Pull out a microscope and peer at the surface of a hard disk and you’ll see bumpy landscape of exotic metals arrayed in reasonably neat patterns.
The metals need to be neat because a disk drive delivers a very precise jolt of electricity to a very small region of the disk, changing its stored charge to denote stored data.
Sometimes, those regions spontaneously lose or change their charge, a phenomenon known as “flipping.” When a region on a disk flips, the data it contains is erased, corrupted or rendered unreadable. To denote the mysterious nature of this degradation, the industry has developed the organic-sounding term ““bit rot” to explain the phenomenon.
Storage array vendors are aware of bit rot and build their products to identify flaws in disks before they place them in arrays, and then monitor disks in production to detect rot before it becomes a problem.
“EMC only purchases, and then sells, drives that have a low percentage of ‘manufacturing’ sector failures,” explains Clive Gold, Marketing Chief Technology Officer for EMC Australia New Zealand.
The company also scans drives to make sure bit rot is not destroying data.
“All data that is received by the front end is ‘tagged’ and this allows the backend to check the data that is stored on the disk to ensure it hasn’t changed as it has gone through the storage system,” Gold explains. “In-fact, where an application like Oracle databases has a checksum, we use that to ensure end-to-end integrity, from application to the rust on the disk!
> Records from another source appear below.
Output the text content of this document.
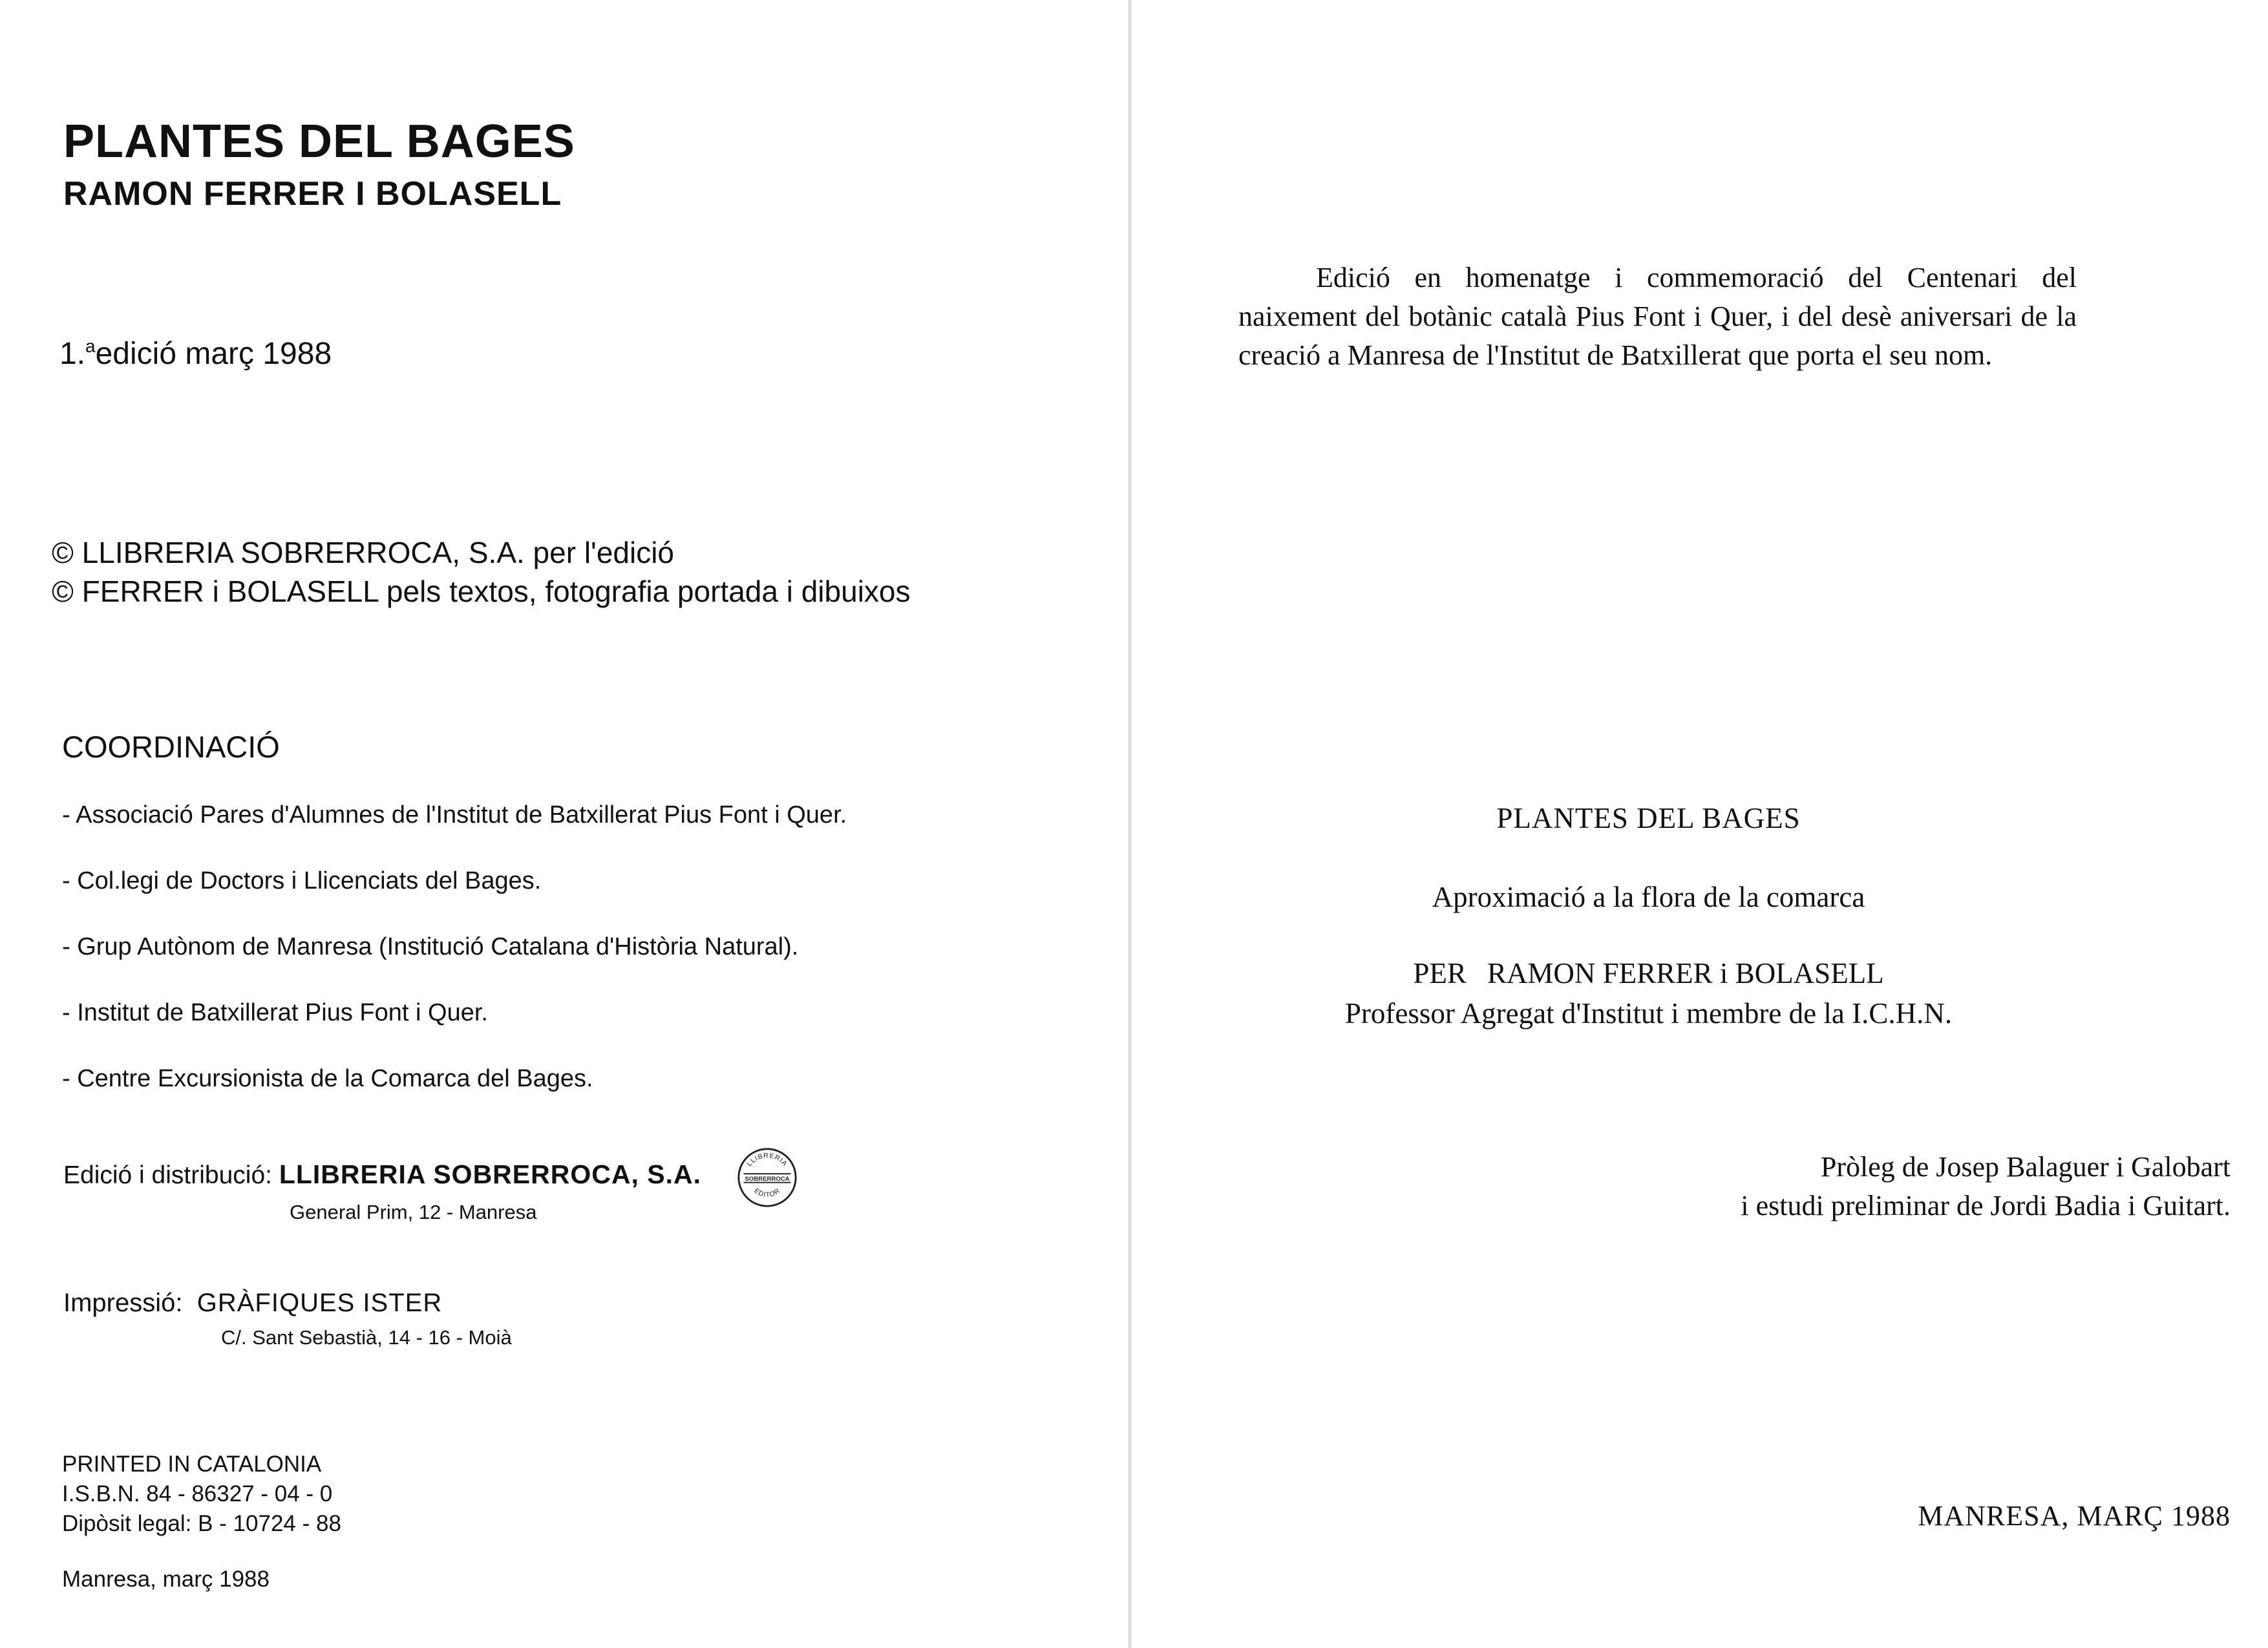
PLANTES DEL BAGES

RAMON FERRER I BOLASELL

1.$^a$edició març 1988

© LLIBRERIA SOBRERROCA, S.A. per l'edició

© FERRER i BOLASELL pels textos, fotografia portada i dibuixos

COORDINACIÓ

- Associació Pares d'Alumnes de l'Institut de Batxillerat Pius Font i Quer.

- Col.legi de Doctors i Llicenciats del Bages.

- Grup Autònom de Manresa (Institució Catalana d'Història Natural).

- Institut de Batxillerat Pius Font i Quer.

- Centre Excursionista de la Comarca del Bages.

Edició i distribució: LLIBRERIA SOBRERROCA, S.A.

General Prim, 12 - Manresa

LLIBRERIA
SOBRERROCA
EDITOR

Impressió: GRÀFIQUES ISTER

C/. Sant Sebastià, 14 - 16 - Moià

PRINTED IN CATALONIA

I.S.B.N. 84 - 86327 - 04 - 0

Dipòsit legal: B - 10724 - 88

Manresa, març 1988

Edició en homenatge i commemoració del Centenari del naixement del botànic català Pius Font i Quer, i del desè aniversari de la creació a Manresa de l'Institut de Batxillerat que porta el seu nom.

PLANTES DEL BAGES

Aproximació a la flora de la comarca

PER RAMON FERRER i BOLASELL

Professor Agregat d'Institut i membre de la I.C.H.N.

Pròleg de Josep Balaguer i Galobart

i estudi preliminar de Jordi Badia i Guitart.

MANRESA, MARÇ 1988
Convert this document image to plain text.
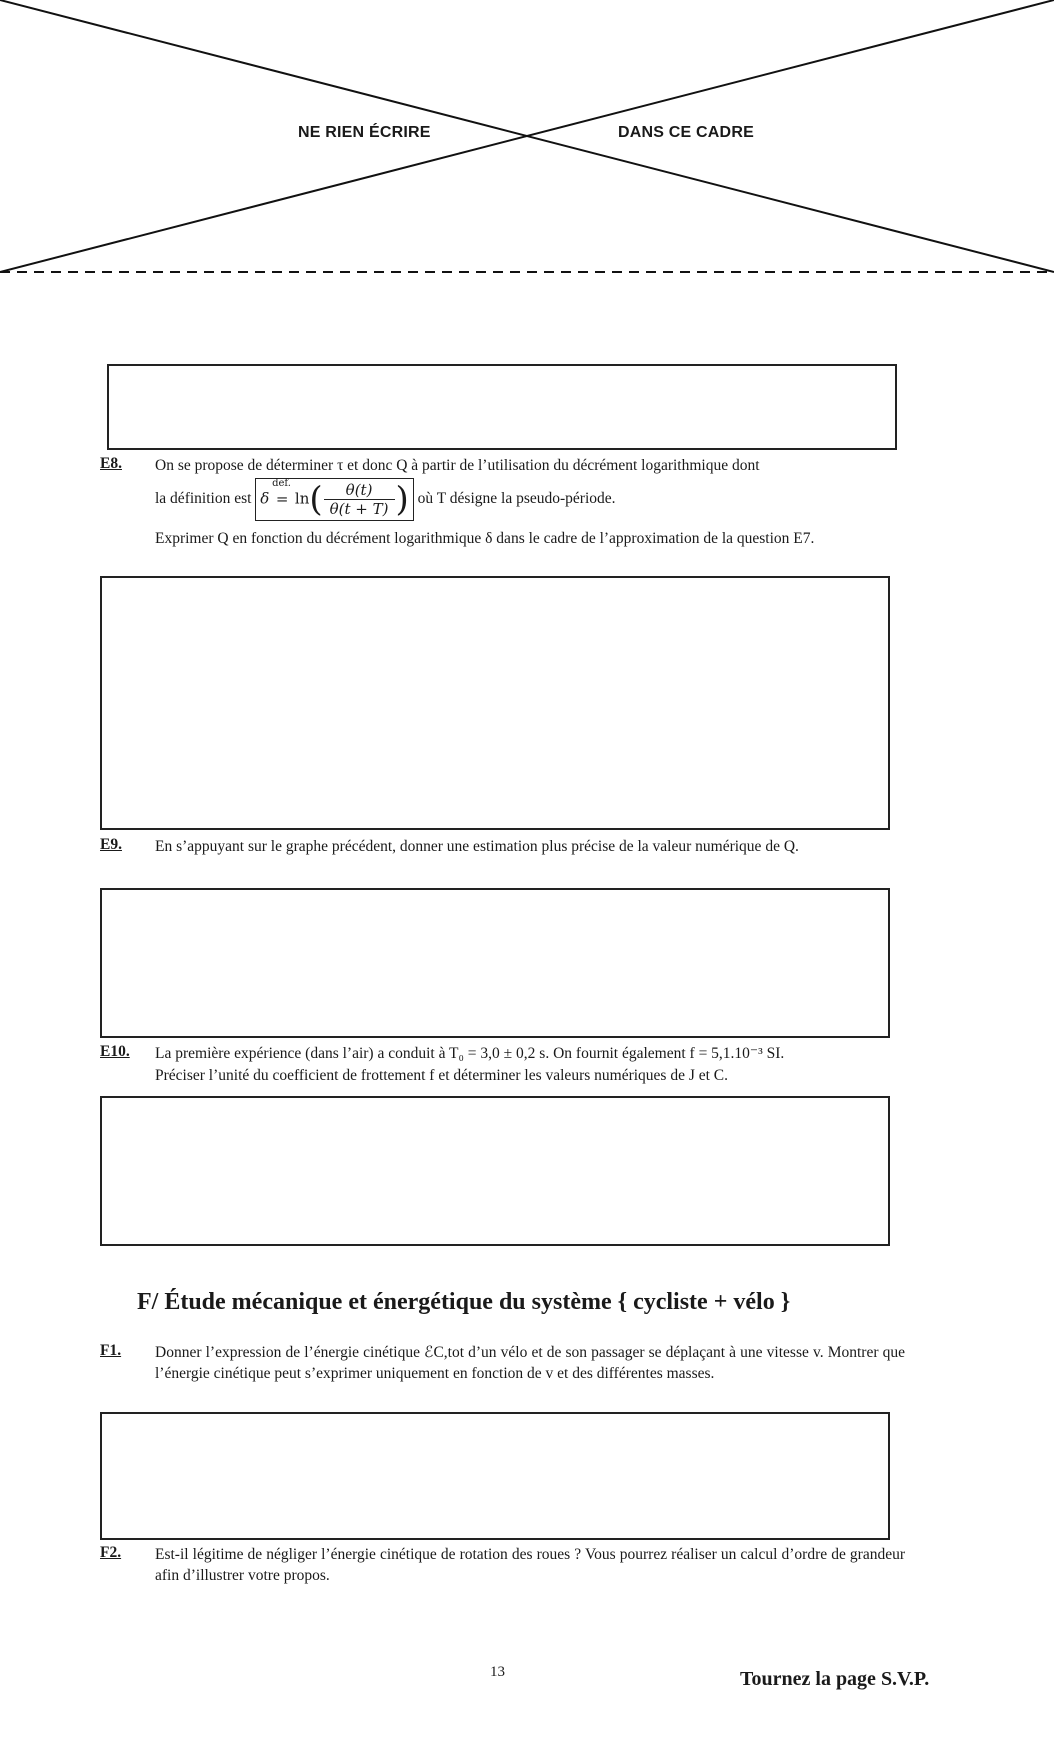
NE RIEN ÉCRIRE	DANS CE CADRE
E8. On se propose de déterminer τ et donc Q à partir de l’utilisation du décrément logarithmique dont
la définition est δ
def.
= $\ln( \frac{\theta(t)}{\theta(t + T)}$ ) où T désigne la pseudo-période.
Exprimer Q en fonction du décrément logarithmique δ dans le cadre de l’approximation de la question E7.
E9. En s’appuyant sur le graphe précédent, donner une estimation plus précise de la valeur numérique de Q.
E10. La première expérience (dans l’air) a conduit à T₀ = 3,0 ± 0,2 s. On fournit également f = 5,1.10⁻³ SI.
Préciser l’unité du coefficient de frottement f et déterminer les valeurs numériques de J et C.
F/ Étude mécanique et énergétique du système { cycliste + vélo }
F1. Donner l’expression de l’énergie cinétique ℰC,tot d’un vélo et de son passager se déplaçant à une vitesse v. Montrer que l’énergie cinétique peut s’exprimer uniquement en fonction de v et des différentes masses.
F2. Est-il légitime de négliger l’énergie cinétique de rotation des roues ? Vous pourrez réaliser un calcul d’ordre de grandeur afin d’illustrer votre propos.
13	Tournez la page S.V.P.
These technologies do detection as well as correction.”
Adrian De Luca, Hitachi Data Systems’ Director of Pre-Sales and Solutions for Australia and New Zealand, says his company also takes care to ensure that damaged drives don’t destroy data, through connectivity precautions as well as corruption checks.
“HDS ensures all physical disk drives are dual-ported into the backplane, controllers and cache to ensure there is no physical single point of failure as data comes in through the front end controllers and out to the physical disks,” he says. “We also support Oracle H.A.R.D (Hardware Assisted Resilient Data) to prevent corrupted data blocks generated in the database-to-storage system infrastructure from being written onto the disk storage.”
How dangerous is Bit Rot?
While Bit Rot is something most storage vendors work to counter, NetApp has recently conducted studies that play down the risk it poses.
“While ‘bit rot’ has received a reasonable amount of attention recently, two NetApp sponsored studies shows that bit rot is far less of a problem for storage array reliability than many other factors,” says John Martin, Principal Technologist for NetApp Australia New Zealand.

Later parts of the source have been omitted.